To sum up my view: If the blinding is broken or not is binary. That’s because only a truly non-broken blinding is impervious to the bias that the blinding seeks to eliminate. If the blinding is not perfect, you have to assume bias has affected the outcomes. To which degree would be based on how badly the blinding has been broken - the continuum you mentioned.
I really can't follow the arguments about blinding having been broken because it makes a noticeable difference, they make no sense to me.
That can't be how it works, because any effective treatment achieves this. In fact, the best case scenario for a clinical trial is when the improvements are so noticeable that it can't be considered ethical not to give the active treatment to the control group, ending it early. Clinical trials are very messy things, about as far as lab experiments as it gets.

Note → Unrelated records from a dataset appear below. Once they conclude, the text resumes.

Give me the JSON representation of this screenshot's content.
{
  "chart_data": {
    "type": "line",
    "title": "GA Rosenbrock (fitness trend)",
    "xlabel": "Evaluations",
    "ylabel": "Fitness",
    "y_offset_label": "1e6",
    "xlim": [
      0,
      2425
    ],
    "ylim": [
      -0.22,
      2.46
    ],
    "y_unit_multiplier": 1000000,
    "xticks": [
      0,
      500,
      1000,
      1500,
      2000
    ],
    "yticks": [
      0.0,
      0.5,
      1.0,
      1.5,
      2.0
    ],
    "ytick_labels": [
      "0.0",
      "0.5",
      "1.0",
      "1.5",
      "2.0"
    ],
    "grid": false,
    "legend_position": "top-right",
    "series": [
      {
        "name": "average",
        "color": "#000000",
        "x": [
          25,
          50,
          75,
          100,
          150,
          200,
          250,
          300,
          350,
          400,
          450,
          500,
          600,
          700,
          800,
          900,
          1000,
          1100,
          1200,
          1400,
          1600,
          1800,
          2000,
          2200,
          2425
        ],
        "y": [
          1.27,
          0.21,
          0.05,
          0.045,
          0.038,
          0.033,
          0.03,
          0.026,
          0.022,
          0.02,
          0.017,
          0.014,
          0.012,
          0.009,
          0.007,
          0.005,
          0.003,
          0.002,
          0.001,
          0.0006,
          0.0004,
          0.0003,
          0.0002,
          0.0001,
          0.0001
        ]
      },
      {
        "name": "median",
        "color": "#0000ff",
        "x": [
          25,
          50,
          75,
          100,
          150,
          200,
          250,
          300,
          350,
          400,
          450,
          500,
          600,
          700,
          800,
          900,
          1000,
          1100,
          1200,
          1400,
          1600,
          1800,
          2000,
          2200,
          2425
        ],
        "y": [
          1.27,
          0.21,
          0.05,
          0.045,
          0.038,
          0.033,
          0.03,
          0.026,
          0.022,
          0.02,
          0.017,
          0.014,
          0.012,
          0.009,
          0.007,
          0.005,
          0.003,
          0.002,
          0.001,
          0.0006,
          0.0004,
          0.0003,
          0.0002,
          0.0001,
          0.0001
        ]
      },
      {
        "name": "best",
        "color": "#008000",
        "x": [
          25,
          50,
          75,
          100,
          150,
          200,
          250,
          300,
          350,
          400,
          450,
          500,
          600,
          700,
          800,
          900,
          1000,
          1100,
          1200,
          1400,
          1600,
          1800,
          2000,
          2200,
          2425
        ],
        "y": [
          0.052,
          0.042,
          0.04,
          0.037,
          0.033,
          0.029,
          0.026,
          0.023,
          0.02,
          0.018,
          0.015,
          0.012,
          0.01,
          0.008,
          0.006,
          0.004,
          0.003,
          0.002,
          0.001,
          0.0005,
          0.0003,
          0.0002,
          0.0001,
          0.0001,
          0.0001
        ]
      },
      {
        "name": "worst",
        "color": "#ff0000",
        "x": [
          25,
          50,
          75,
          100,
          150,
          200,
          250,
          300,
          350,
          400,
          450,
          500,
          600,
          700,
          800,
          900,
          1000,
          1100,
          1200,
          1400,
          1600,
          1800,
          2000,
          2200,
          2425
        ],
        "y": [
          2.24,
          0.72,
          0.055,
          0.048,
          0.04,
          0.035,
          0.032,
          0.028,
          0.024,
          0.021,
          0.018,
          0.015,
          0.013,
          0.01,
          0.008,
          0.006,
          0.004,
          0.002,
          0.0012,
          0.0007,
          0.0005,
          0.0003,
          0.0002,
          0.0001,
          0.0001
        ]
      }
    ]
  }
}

The differences in heart rate are definitely significant, impressive, even. Whether they represent a meaningful benefit is another question, although from experience, that reduction alone is a clear benefit in itself, but there is definitely an objective improvement, and for sure the drops in heart rate are the kind that is noticeable when you are used to the higher, unstable, heart rates.
There remain some problems, but that Ivabradine lowers excessive heart rates in this patient population is clear, and the fact that they don't meet POTS requirement is a problem for "this applies to POTS", rather an odd choice, but it still shows it can produce a significant reduction, even to people who don't meet the arbitrary threshold, which is useful information in itself. Having lived with meeting POTS criteria for months, I can definitely understand why it's hard to find such participants, for similar reasons why trials with severe ME/CFS patients require a lot of extra work.